Paper No. 13
Presentation Time: 11:00 AM

CRINOIDS AS PREY AND PREDATORS: DIVERSE EVIDENCE FROM THE FOSSIL RECORD AND RECENT (Invited Presentation)


DONOVAN, Stephen K., Geology, NCB Naturalis, Postbus 9517, Leiden, 2300RA, Netherlands, Steve.Donovan@ncbnaturalis.nl

Until relatively recently, it was a widespread myth that crinoids were not subject to common predation, but studies of boreholes and arm regeneration have shown that they are, indeed, good to eat. Again, why did some ancient crinoids develop such obvious anti-predatory defenses, like thorny stems and cups? Lane postulated that the large anal sacs and tubes of at least some Paleozoic crinoids may have housed the gonads, which were thus a target for predators. Decapitated crinoids are known from the Late Ordovician, Triassic and Recent, and are probably the result of predatory cephalopods or fishes eating the crown. Scavenging or predation by benthic molluscs on crinoids dates back to the Late Ordovician. Arm autotomy is widely recognized as an anti-predatory defense; autotomy within the stem or beneath the crown may have been important in Paleozoic clades as in the post-Paleozoic isocrinines. For example, Springer (1926, Proc. USNM) remarked on a large collection (30+ specimens) of headless individuals of the Silurian myelodactylid Crinobrachiatus brachiatus (Hall) that were otherwise well preserved.
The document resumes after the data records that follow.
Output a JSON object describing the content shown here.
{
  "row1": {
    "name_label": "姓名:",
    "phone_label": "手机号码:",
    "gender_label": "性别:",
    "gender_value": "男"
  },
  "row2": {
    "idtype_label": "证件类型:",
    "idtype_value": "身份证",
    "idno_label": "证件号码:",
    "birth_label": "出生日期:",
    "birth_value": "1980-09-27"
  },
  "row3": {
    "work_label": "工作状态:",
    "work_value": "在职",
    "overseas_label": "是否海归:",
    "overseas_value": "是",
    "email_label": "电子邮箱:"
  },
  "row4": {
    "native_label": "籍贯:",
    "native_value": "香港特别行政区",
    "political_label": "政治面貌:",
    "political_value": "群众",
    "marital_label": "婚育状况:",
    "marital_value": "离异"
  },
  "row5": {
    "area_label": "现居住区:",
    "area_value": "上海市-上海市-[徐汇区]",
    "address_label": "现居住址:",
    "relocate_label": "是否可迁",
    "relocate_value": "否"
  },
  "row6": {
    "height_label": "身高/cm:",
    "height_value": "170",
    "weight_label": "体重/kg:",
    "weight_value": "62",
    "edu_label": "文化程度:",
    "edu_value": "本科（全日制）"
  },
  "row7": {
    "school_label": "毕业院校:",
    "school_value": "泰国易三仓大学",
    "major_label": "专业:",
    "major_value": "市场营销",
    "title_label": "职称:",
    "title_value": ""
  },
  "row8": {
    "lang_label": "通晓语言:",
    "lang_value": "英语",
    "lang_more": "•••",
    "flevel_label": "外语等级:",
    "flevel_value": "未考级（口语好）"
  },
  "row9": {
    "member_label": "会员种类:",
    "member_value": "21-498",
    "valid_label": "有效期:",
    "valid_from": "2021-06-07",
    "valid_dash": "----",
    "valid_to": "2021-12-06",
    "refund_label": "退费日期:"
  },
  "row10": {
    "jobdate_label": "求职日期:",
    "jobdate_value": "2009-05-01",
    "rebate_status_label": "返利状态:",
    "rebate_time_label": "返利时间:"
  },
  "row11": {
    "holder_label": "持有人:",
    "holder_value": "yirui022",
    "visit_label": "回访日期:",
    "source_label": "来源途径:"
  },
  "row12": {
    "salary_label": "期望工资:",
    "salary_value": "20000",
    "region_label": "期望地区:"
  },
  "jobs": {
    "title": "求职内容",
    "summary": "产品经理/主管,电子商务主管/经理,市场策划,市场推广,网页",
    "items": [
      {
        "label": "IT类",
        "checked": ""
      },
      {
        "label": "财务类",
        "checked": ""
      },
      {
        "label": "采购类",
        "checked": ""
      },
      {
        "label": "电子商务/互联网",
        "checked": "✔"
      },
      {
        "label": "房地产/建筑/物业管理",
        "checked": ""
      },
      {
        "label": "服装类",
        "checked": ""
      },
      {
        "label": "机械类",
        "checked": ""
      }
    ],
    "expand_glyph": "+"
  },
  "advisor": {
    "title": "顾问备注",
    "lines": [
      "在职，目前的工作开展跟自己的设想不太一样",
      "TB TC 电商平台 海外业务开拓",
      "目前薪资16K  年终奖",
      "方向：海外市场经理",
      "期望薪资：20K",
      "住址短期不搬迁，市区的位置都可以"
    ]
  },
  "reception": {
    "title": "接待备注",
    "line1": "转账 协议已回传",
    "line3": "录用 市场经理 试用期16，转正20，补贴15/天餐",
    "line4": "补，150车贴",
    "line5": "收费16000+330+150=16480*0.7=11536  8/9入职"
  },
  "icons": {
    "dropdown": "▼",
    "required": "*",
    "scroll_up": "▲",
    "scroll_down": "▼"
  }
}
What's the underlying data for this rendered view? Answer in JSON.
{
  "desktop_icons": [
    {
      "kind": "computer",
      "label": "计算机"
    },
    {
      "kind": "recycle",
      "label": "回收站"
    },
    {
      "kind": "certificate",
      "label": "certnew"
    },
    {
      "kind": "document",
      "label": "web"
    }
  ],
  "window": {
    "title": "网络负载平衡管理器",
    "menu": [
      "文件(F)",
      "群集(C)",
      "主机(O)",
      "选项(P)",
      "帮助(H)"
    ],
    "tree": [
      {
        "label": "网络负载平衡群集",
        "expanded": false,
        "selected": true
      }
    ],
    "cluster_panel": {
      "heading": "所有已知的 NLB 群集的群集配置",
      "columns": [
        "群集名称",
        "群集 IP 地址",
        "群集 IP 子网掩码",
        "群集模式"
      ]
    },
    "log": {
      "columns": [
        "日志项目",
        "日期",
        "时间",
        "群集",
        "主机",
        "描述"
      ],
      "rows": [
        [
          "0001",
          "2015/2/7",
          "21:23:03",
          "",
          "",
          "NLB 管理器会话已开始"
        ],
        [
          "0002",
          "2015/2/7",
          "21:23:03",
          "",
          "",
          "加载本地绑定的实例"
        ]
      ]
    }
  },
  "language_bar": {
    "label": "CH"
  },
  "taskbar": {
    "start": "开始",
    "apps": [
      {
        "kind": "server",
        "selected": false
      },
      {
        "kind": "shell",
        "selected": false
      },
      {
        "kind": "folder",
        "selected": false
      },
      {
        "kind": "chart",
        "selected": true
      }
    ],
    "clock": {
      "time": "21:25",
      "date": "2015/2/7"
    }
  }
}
But perhaps some ancient crinoids were predators, not prey. Grimmer & Holland (1990, Acta Zool., fig. 5) noted “partly digested remains of some relatively large prey items” in the rectum of extant Holopus rangii d’Orbigny, presumably trapped by the enrolled, abutting arms. Similar arms are not unknown in the Paleozoic in, for example, many flexibles.